Confronting Obstacles
MUST Ministries is now housing several households a week, but their success has not come without challenges. Rapid Rehousing, a critical part of the homeless system that helps people quickly exit from sheltered or unsheltered homelessness to permanent housing, was a little-known strategy to end homelessness in the region. When MUST received a new grant to bring the intervention to five counties, they knew they’d have to spread the word and build their capacity to do their job.
When they started Rapid Rehousing, other providers didn’t know about the model, landlords had never worked with the program, and many of Latoya’s co-workers didn’t even know what her job was.
They also met challenges faced by other agencies in the Learning Collaborative, and by Rapid Rehousing providers across the nation: limited affordable housing, strict credit and rental history requirements, and landlords who are sometimes hesitant to work with a third party.
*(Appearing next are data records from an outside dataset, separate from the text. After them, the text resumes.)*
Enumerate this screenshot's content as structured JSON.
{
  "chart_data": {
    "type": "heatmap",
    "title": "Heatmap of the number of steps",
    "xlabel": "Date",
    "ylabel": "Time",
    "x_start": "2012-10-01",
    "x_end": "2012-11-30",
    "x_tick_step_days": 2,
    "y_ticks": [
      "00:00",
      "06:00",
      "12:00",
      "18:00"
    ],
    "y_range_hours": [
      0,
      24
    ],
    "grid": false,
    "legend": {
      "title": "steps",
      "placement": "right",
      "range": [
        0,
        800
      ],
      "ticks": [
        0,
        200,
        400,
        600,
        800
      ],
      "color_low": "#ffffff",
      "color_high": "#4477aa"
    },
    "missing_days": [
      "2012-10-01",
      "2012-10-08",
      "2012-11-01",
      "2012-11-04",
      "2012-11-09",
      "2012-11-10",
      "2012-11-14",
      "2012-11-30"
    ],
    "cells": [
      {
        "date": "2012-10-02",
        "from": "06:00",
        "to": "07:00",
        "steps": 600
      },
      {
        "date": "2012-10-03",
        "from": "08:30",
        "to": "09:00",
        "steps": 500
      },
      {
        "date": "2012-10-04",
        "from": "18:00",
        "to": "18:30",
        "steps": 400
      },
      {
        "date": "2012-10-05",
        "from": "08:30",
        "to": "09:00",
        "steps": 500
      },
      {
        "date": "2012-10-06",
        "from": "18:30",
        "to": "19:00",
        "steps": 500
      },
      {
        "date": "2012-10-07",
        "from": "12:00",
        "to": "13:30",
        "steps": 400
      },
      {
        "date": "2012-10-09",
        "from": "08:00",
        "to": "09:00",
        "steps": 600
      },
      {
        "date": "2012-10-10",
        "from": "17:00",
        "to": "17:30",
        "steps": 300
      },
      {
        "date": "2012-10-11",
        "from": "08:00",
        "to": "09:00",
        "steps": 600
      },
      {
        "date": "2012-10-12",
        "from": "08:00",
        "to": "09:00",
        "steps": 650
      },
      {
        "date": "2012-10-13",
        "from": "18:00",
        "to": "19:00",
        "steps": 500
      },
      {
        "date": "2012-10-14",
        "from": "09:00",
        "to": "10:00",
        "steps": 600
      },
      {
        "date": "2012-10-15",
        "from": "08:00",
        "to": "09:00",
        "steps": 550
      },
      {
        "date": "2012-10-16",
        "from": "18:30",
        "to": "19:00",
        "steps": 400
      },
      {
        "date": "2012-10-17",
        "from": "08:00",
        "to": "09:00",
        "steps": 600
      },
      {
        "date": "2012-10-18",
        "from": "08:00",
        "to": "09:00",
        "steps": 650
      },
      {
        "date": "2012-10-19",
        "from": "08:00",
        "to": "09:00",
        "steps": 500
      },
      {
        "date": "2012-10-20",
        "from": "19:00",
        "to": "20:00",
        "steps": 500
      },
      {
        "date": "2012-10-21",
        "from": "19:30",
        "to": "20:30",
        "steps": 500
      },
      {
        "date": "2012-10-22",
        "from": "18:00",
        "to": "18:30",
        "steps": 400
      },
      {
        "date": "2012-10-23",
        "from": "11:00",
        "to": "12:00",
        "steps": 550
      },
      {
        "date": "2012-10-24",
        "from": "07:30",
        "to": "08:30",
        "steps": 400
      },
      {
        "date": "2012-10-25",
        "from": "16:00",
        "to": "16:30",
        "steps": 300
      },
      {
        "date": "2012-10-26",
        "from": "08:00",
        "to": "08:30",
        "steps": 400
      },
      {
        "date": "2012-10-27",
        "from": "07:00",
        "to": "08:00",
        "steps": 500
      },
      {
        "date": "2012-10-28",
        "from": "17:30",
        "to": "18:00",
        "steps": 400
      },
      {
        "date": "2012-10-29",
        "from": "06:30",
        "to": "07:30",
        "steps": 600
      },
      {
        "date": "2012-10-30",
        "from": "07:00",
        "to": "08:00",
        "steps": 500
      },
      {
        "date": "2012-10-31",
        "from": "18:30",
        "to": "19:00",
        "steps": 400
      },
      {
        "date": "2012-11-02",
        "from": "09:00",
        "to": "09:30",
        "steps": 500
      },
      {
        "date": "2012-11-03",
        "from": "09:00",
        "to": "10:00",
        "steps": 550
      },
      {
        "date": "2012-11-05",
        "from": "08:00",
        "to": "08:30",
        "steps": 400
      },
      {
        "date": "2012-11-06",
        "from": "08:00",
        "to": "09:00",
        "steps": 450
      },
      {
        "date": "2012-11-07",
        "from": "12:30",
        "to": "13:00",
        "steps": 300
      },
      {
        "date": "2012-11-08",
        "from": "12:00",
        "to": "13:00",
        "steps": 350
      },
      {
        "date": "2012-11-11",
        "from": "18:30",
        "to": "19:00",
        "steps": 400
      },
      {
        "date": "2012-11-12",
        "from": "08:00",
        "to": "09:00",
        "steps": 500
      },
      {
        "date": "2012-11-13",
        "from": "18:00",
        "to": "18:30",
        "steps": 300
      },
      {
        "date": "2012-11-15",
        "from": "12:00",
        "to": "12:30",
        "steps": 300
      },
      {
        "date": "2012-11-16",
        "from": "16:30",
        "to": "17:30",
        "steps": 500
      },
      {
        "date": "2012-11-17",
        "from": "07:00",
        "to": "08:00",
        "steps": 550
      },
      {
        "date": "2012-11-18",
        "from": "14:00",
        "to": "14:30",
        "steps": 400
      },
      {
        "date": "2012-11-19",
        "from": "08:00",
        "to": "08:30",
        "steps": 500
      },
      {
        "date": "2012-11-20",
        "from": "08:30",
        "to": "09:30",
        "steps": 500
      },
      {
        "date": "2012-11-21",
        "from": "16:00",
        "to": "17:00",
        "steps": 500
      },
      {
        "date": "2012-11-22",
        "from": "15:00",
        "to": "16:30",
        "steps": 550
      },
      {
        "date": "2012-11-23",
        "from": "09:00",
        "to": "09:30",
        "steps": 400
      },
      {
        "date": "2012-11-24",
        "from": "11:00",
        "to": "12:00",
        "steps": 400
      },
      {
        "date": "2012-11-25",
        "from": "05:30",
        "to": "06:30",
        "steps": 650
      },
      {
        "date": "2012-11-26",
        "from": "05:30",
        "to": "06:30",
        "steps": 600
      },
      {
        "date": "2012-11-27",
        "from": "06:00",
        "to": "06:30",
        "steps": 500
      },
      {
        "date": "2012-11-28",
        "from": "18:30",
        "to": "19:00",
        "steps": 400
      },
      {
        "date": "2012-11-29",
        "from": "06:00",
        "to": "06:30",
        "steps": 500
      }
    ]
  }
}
However, MUST Ministries overcome these challenges with a combination of creativity and persistence. With technical assistance and organizational action planning from the Alliance’s Capacity building team and peer support from other providers in the Collaborative began to see the change.
Spreading the Word
Latoya started with her coworkers. She hung a poster, made at a Learning Collaborative meeting, in her office hallway as a space to visually demonstrate the number of households housed through Rapid Rehousing. She relentlessly elevated and discussed the program during staff meetings and other conversations to educate and to ask for referrals to landlords.
Then she made sure that the search for housing was as brief as possible for her clients. She encouraged them to begin looking for housing as soon as they were referred, and provided them with a list of landlords that she knows. A housing questionnaire and budget form was added to the intake process to elicit more information on the client’s preferences and to identify the most appropriate resources, including shared housing.
Finally, Latoya began building and strengthening her relationships with landlords. She provided them with a simple and comprehensive brochure that she created, based on the three core components of Rapid Rehousing: housing identification, move-in and rental assistance, and rapid rehousing case management and services.
Latoya also frequently expedites the application and approval process by being in constant contact with the landlord through phone calls, emails, and in-person meetings. Once a tenant is approved to live in a unit, Latoya maintains and builds the rapport with the landlord by communicating openly, facilitating on-time rent payments, and providing a branded bag and other trinkets.
Seeing the Difference
MUST Ministries set an ambitious Housing Challenge goal of housing 10 households in 100 Days, and ended up exceeding that goal by housing 13 households. That more than doubled their rate from before the challenge! By engaging with the technical assistance, webinars, and peer support included in the Learning Collaborative, MUST Ministries increased their housing pace and continue to work with a constant flow of households to re-house them quickly.
Now that Latoya has educated her community and begun building a strong network of landlords, she’s looking towards the future. She has ideas about how to partner with landlord associations and collaborate with other agencies to hold forums about Rapid Rehousing for prospective landlords. With the tools, resources, and skills she received from the Learning Collaborative, Latoya is looking forward to more days of housing multiple families at once.